November 26, 1914


The fire alarm sounded early Friday morning, the furnace house in the rear of C. A. Yeager’s residence having caught from kindling piled too near the furnace. All the fire companies responded and the fire was out in a few minutes. The general alarm was sounded and the town wakened by means of the night service of the Ronceverte & Elkins Telephone Company. The effect of the service that this company is giving night and day is to provide the town with a very effective fire alarm system at all hours, with no part of the town isolated.

Our friend, Henry Davenport, sent us a picture of a long snouted, voracious, esocoid fish, weighing some twenty-four pounds which was taken in Elk River in Clay county. The letter was addressed to “Fish Editor of the Times.” Though Elk river rises in sight of this town, so far as we know there has never been a pike taken in any of the waters of this county. This is a good thing for fishing in general for the pike is as to other fish what a wolf is to a herd of sheep. Even that amiable old gent, Izaak Walton, has a grudge for the pike: “The mighty luce or pike is taken to be the tyrant, as the salmon is the king of the fresh waters.” This fish is plentiful just over the mountain in the James river waters and we know of no reason why it has never come into the Greenbrier River unless it is on account of the falls of New River. We know not by what fallacious meats this monster of the deep was beguiled, for no details were given, but it is eloquent that he is suspended on a string out of his element, and we call the picture, “Sic Semper Tyrannus.”



The strangest election news comes from Logan county. At one precinct which is almost solidly Republican, rumor hath it, that somebody got drunk and lost the election supplies and that the polls did not open until after sundown and that they voted by candlelight far into the night. The effect of the election at that precinct was to make a difference in one of the clerkships. If the votes were counted, the Republican nominee won, otherwise the Democrat. The Supreme Court holds that the polls must close at sundown and the precinct was thrown out.

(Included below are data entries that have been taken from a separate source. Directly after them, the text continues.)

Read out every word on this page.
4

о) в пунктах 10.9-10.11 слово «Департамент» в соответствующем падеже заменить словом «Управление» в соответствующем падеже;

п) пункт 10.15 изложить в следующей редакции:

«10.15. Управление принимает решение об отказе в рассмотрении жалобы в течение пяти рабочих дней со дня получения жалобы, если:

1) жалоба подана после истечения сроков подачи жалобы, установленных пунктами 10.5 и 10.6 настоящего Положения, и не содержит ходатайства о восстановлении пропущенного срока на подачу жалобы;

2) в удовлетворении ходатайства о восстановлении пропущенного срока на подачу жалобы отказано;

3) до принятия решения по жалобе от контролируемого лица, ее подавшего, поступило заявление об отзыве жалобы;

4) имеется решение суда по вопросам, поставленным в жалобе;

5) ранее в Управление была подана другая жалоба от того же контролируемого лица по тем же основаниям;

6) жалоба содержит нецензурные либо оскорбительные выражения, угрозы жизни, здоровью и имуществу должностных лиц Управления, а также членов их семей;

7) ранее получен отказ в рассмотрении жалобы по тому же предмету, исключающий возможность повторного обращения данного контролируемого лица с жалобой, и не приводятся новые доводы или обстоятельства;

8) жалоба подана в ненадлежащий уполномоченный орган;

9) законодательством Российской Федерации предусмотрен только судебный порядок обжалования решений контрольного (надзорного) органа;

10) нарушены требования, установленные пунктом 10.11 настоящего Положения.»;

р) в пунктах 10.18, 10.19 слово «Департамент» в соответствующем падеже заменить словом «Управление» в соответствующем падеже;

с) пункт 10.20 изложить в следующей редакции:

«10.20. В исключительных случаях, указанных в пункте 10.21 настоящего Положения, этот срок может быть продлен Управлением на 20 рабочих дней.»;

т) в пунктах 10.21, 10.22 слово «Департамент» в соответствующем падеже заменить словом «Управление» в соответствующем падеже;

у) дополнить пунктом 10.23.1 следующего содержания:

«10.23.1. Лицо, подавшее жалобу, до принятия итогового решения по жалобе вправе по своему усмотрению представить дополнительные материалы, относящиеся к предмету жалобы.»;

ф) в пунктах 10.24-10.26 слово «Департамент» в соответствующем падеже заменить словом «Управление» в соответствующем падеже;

The Allegheny Sportsmen’s Association will give their annual Banquet and Game Supper on Friday evening, November 27.

$1.50 per plate including entertainment, music and dancing. Throughout the evening music will be furnished by the Marlinton orchestra. The public is cordially invited.



Everybody in this section seems to be pleased with the election returns.

The weather has been too dry for good corn husking, but we had good showers Saturday night and Sunday morning.

Edward Truman has purchased an automobile from Uriah Hevener.

W. J. Barkley took a load of grain to the Dunmore mill Tuesday.

A fine young horse belonging to Charles Spencer cut himself very badly by jumping on the yard paling (sp) Thursday night. He was cut in the breast about ten inches long and seven inches deep. Dr. Miller of Monterey, was called and rendered surgical aid. The horse will probably recover.

Kenton Wilmoth raised a potato that weighed five pounds. This is the largest we have heard of in this section.

Born to Jason Simmons and wife, November 9, a daughter.



The farmers are all occupying their time in getting wood and preparing for cold weather.

E. F. Detamore has finished sawing ties for Mitchell Sharp. He will move his mill to Frost to do some sawing for Clay Dreppard.

Mrs. Zane Grimes is spending the winter with her daughter, Mrs. Henry Gragg, at Hosterman.

Mr. and Mrs. Ulysses Grimes, of Cloverlick, spent Saturday and Sunday with Mr. and Mrs. Pat Howdyshell.



“There comes a time, I think in the life of every man when feeble words come faintly up for utterance – where the human soul refuses to ease its agony in empty phrases – when neither tongue can tell nor pen portray the gloom which overshadows the spirit engulfed in love.”

I, for one, appreciate fully the meaning of the sentence above, dear reader, and if you have not already done so, you will in all probability realize it at some time.

It was not my intention to attempt to write an obituary of him whose name appears at the head of this article. If a man has done anything for himself, for humanity or for his friends as this man has, his life will speak for itself. But from the fact that his hosts of friends who have made anxious inquiry, they expect some notice of his death which occurred on Monday, October 12, 1914, after an illness of six days. He was born September 26, 1848; aged 66 years and 16 days.

His mother who is in her 97th year is still living. He also leaves a wife and nine children to mourn the death of a dear husband and an affectionate father. He was a consistent member of the M. E. Church for 25 years, a Sunday school Superintendent for about 10 years, and was loved by all his members, young and old. Mr. Sharp was one of the leading men of our county, serving as member and president of the county court. He was always loyal to his county.



We take this means of returning our most heartfelt thanks to the neighbors and friends of Warwick and vicinity for their unlimited kindness shown us during the recent illness of my wife, my child and myself. Since the death of my dear wife and child I am very lonely and sad, yet I feel that words fail to express the gratitude of my heart to the many friends who have given me so many tokens of sympathy and substantial help in this my hour of sore bereavement. May the richest of God’s blessings, both spiritual and temporal, be theirs to enjoy.